Amy Lira has also come to know the Bunker intimately. The actress, performer and activist is the director of Accompaniment at Casa Mandarina, a Mexico City-based organization aimed at eradicating sexual violence by providing legal and psychological support to victims.

Reporting a case of sexual assault is generally a several-hours-long process, according to Lira. Even once someone has filed their report, Lira says, a whole host of bureaucratic irregularities can arise. Some people return to follow up on cases and find, like Quintero, that theirs had been put on reserve. Others discover that, in completing the paperwork, officials have demoted the severity of the crime: A rape case may be filed as sexual abuse, for example.

“Sometimes it’s because of ineptitude or ignorance, or sometimes it’s to avoid the paperwork,” Lira says.

Another obstacle to justice in sexual violence cases is the bureaucracy behind identifying suspects, according to Casa Gaviota’s Vieyra Reyes. The process of putting together the case file can take months, if it happens at all, she says, giving the perpetrator the opportunity to evade justice. With the lapse in time, many victims give up on following up on their cases.

How the pandemic is shaping victims’ experiences

As of March, nearly three years after originally reporting their sexual assault, Quintero has decided to leave their case behind.

“There are more relevant things right now,” they write in a message. “That process was dead on arrival.”

Since government activities have been reduced because of covid-19, the city’s special prosecutors — including the Special Prosecutor for Sex Crimes — are no longer taking reports in person. Instead, according to Vieyra Reyes, the city has provided a telephone hotline for victims of domestic violence. After a victim reports, she says, police officers will be sent to the victim’s house once a day to check on the situation.

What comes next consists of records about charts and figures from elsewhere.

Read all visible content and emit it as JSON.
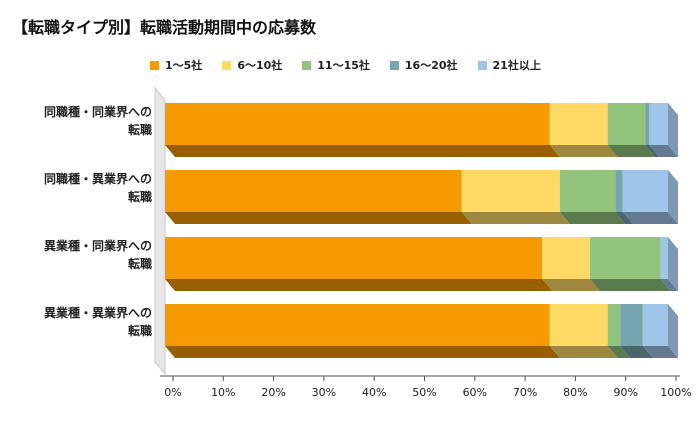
{
  "title": "【転職タイプ別】転職活動期間中の応募数",
  "chart_data": {
    "type": "bar",
    "orientation": "horizontal",
    "stacked": "percent",
    "style": "3d",
    "title": "【転職タイプ別】転職活動期間中の応募数",
    "categories": [
      "同職種・同業界への転職",
      "同職種・異業界への転職",
      "異業種・同業界への転職",
      "異業種・異業界への転職"
    ],
    "category_lines": [
      [
        "同職種・同業界への",
        "転職"
      ],
      [
        "同職種・異業界への",
        "転職"
      ],
      [
        "異業種・同業界への",
        "転職"
      ],
      [
        "異業種・異業界への",
        "転職"
      ]
    ],
    "series": [
      {
        "name": "1～5社",
        "color": "#f59a00",
        "values": [
          76.5,
          59.0,
          75.0,
          76.5
        ]
      },
      {
        "name": "6～10社",
        "color": "#ffd966",
        "values": [
          11.5,
          19.5,
          9.5,
          11.5
        ]
      },
      {
        "name": "11～15社",
        "color": "#93c47d",
        "values": [
          7.5,
          11.0,
          14.0,
          2.5
        ]
      },
      {
        "name": "16～20社",
        "color": "#76a5af",
        "values": [
          0.8,
          1.5,
          0.0,
          4.5
        ]
      },
      {
        "name": "21社以上",
        "color": "#9fc5e8",
        "values": [
          3.7,
          9.0,
          1.5,
          5.0
        ]
      }
    ],
    "x_ticks": [
      "0%",
      "10%",
      "20%",
      "30%",
      "40%",
      "50%",
      "60%",
      "70%",
      "80%",
      "90%",
      "100%"
    ],
    "xlim": [
      0,
      100
    ],
    "grid": false,
    "legend": "top"
  }
}
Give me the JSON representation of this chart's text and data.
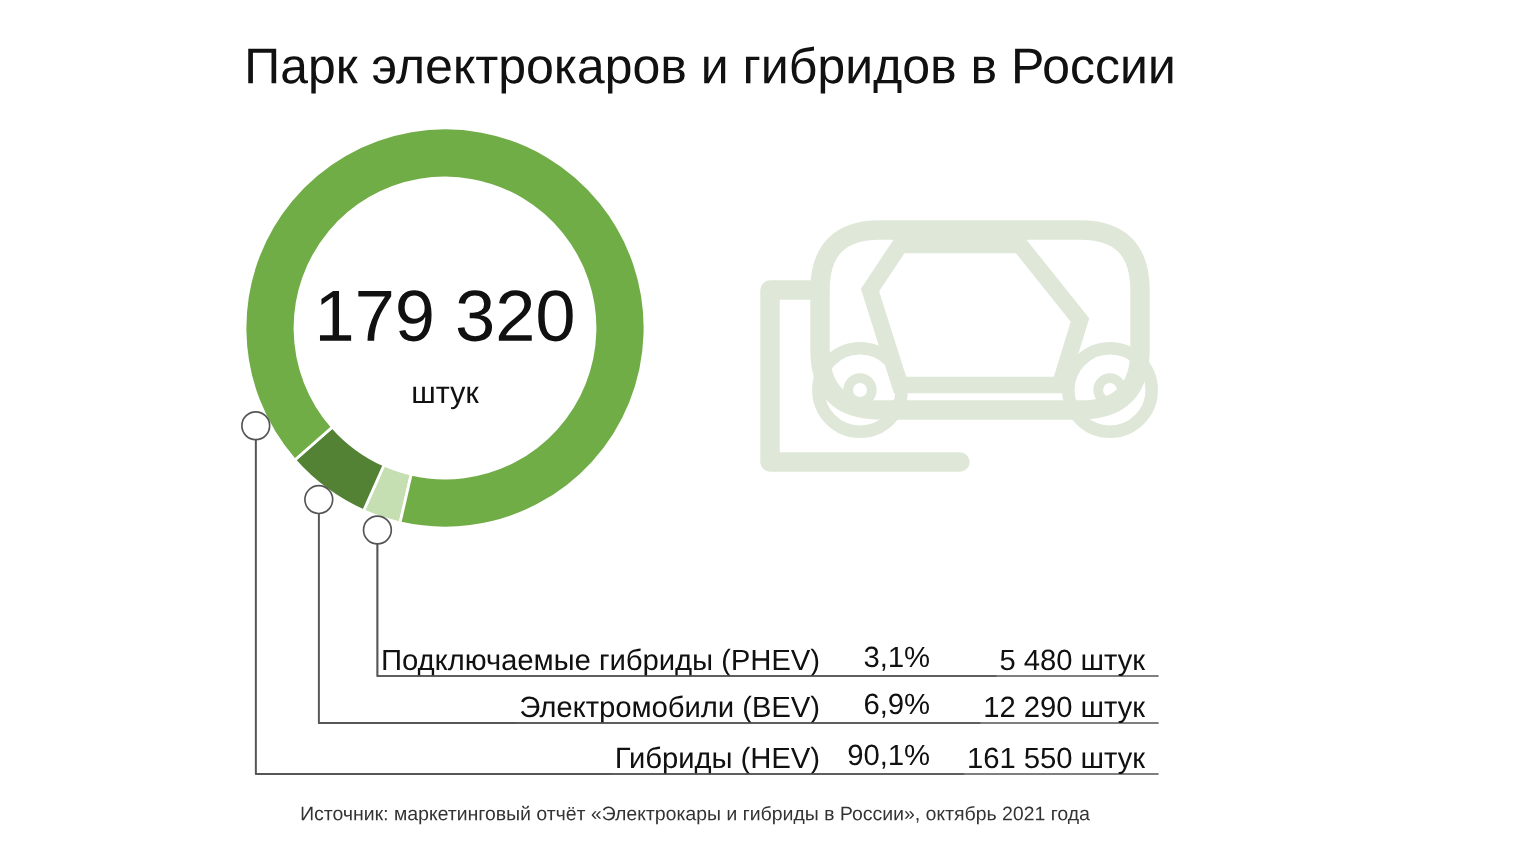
{
  "chart_data": {
    "type": "donut",
    "title": "Парк электрокаров и гибридов в России",
    "categories": [
      "Подключаемые гибриды (PHEV)",
      "Электромобили (BEV)",
      "Гибриды (HEV)"
    ],
    "values": [
      5480,
      12290,
      161550
    ],
    "colors": [
      "#c5dfb3",
      "#548235",
      "#70ad47"
    ],
    "value_labels": [
      "5 480 штук",
      "12 290 штук",
      "161 550 штук"
    ],
    "annotations": [
      "179 320",
      "штук",
      "3,1%",
      "6,9%",
      "90,1%",
      "Источник: маркетинговый отчёт «Электрокары и гибриды в России», октябрь 2021 года"
    ]
  }
}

Only if the case is very serious — such as a rape or a femicide attempt — are victims encouraged to report the incident in person, at a local police station. There, Vieyra Reyes says, the victim will report to whomever is currently on call — not necessarily an official specifically trained to attend to cases of sexual violence.

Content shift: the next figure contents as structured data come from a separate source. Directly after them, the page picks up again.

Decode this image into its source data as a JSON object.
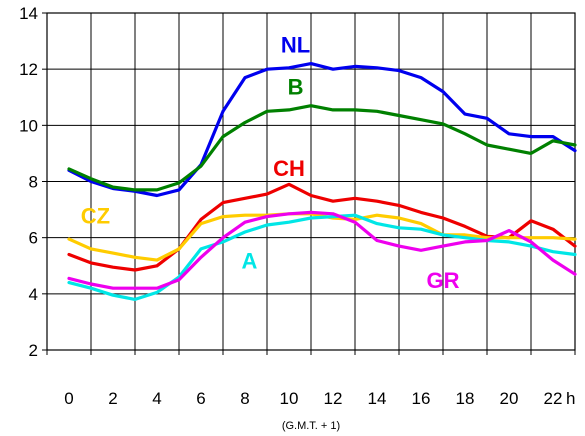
{
  "chart_data": {
    "type": "line",
    "x_unit_label": "h",
    "x_note": "(G.M.T. + 1)",
    "x": [
      0,
      1,
      2,
      3,
      4,
      5,
      6,
      7,
      8,
      9,
      10,
      11,
      12,
      13,
      14,
      15,
      16,
      17,
      18,
      19,
      20,
      21,
      22,
      23
    ],
    "x_tick_labels": [
      "0",
      "2",
      "4",
      "6",
      "8",
      "10",
      "12",
      "14",
      "16",
      "18",
      "20",
      "22"
    ],
    "y_tick_labels": [
      "2",
      "4",
      "6",
      "8",
      "10",
      "12",
      "14"
    ],
    "xlim": [
      -1,
      23
    ],
    "ylim": [
      2,
      14
    ],
    "grid": true,
    "legend": "none",
    "series": [
      {
        "name": "NL",
        "color": "#0000ee",
        "values": [
          8.4,
          8.0,
          7.75,
          7.65,
          7.5,
          7.7,
          8.6,
          10.5,
          11.7,
          12.0,
          12.05,
          12.2,
          12.0,
          12.1,
          12.05,
          11.95,
          11.7,
          11.2,
          10.4,
          10.25,
          9.7,
          9.6,
          9.6,
          9.1
        ]
      },
      {
        "name": "B",
        "color": "#008000",
        "values": [
          8.45,
          8.1,
          7.8,
          7.7,
          7.7,
          7.95,
          8.55,
          9.6,
          10.1,
          10.5,
          10.55,
          10.7,
          10.55,
          10.55,
          10.5,
          10.35,
          10.2,
          10.05,
          9.7,
          9.3,
          9.15,
          9.0,
          9.45,
          9.3
        ]
      },
      {
        "name": "CH",
        "color": "#ee0000",
        "values": [
          5.4,
          5.1,
          4.95,
          4.85,
          5.0,
          5.6,
          6.65,
          7.25,
          7.4,
          7.55,
          7.9,
          7.5,
          7.3,
          7.4,
          7.3,
          7.15,
          6.9,
          6.7,
          6.4,
          6.05,
          6.0,
          6.6,
          6.3,
          5.7
        ]
      },
      {
        "name": "CZ",
        "color": "#ffcc00",
        "values": [
          5.95,
          5.6,
          5.45,
          5.3,
          5.2,
          5.6,
          6.5,
          6.75,
          6.8,
          6.8,
          6.85,
          6.85,
          6.7,
          6.65,
          6.8,
          6.7,
          6.5,
          6.1,
          6.1,
          6.0,
          6.0,
          6.0,
          6.0,
          5.95
        ]
      },
      {
        "name": "A",
        "color": "#00e6e6",
        "values": [
          4.4,
          4.2,
          3.95,
          3.8,
          4.05,
          4.6,
          5.6,
          5.85,
          6.2,
          6.45,
          6.55,
          6.7,
          6.75,
          6.8,
          6.5,
          6.35,
          6.3,
          6.1,
          6.0,
          5.9,
          5.85,
          5.7,
          5.5,
          5.4
        ]
      },
      {
        "name": "GR",
        "color": "#ee00ee",
        "values": [
          4.55,
          4.35,
          4.2,
          4.2,
          4.2,
          4.5,
          5.3,
          6.0,
          6.55,
          6.75,
          6.85,
          6.9,
          6.85,
          6.55,
          5.9,
          5.7,
          5.55,
          5.7,
          5.85,
          5.9,
          6.25,
          5.85,
          5.2,
          4.7
        ]
      }
    ]
  }
}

For many victims of domestic or sexual violence, the covid-19 shutdown has only augmented the difficulty of seeking help. In the midst of the crisis, femicides are continuing to occur. On April 2, Ana Paola, a 15-year-old from Jalisco, was killed in her home while her father had gone out for groceries. Feminist groups arranged a “virtual protest” to demand justice for Paola, whose murderer was sentenced to 70 years in prison on April 11.

Contreras, of Las del Aquelarre, says the government ought to consider violence against women as an essential part of the coronavirus response, given the added risk many women now face. Organizations like hers are continuing to sound the alarm, even as many other aspects of life are put on hold. They’re launching virtual protests to denounce the violence women are currently experiencing, for example, including one on May 9 under the hashtag #PeligroEnCasa, or #DangerAtHome. Although right now they can’t fill the streets, they continue to support survivors of violence however they can — and are demanding that the government do the same.

“The efforts need to be reinforced,” she says.

“Ten murders a day should be considered an epidemic, too, and they should take the necessary measures like they’re doing with coronavirus.”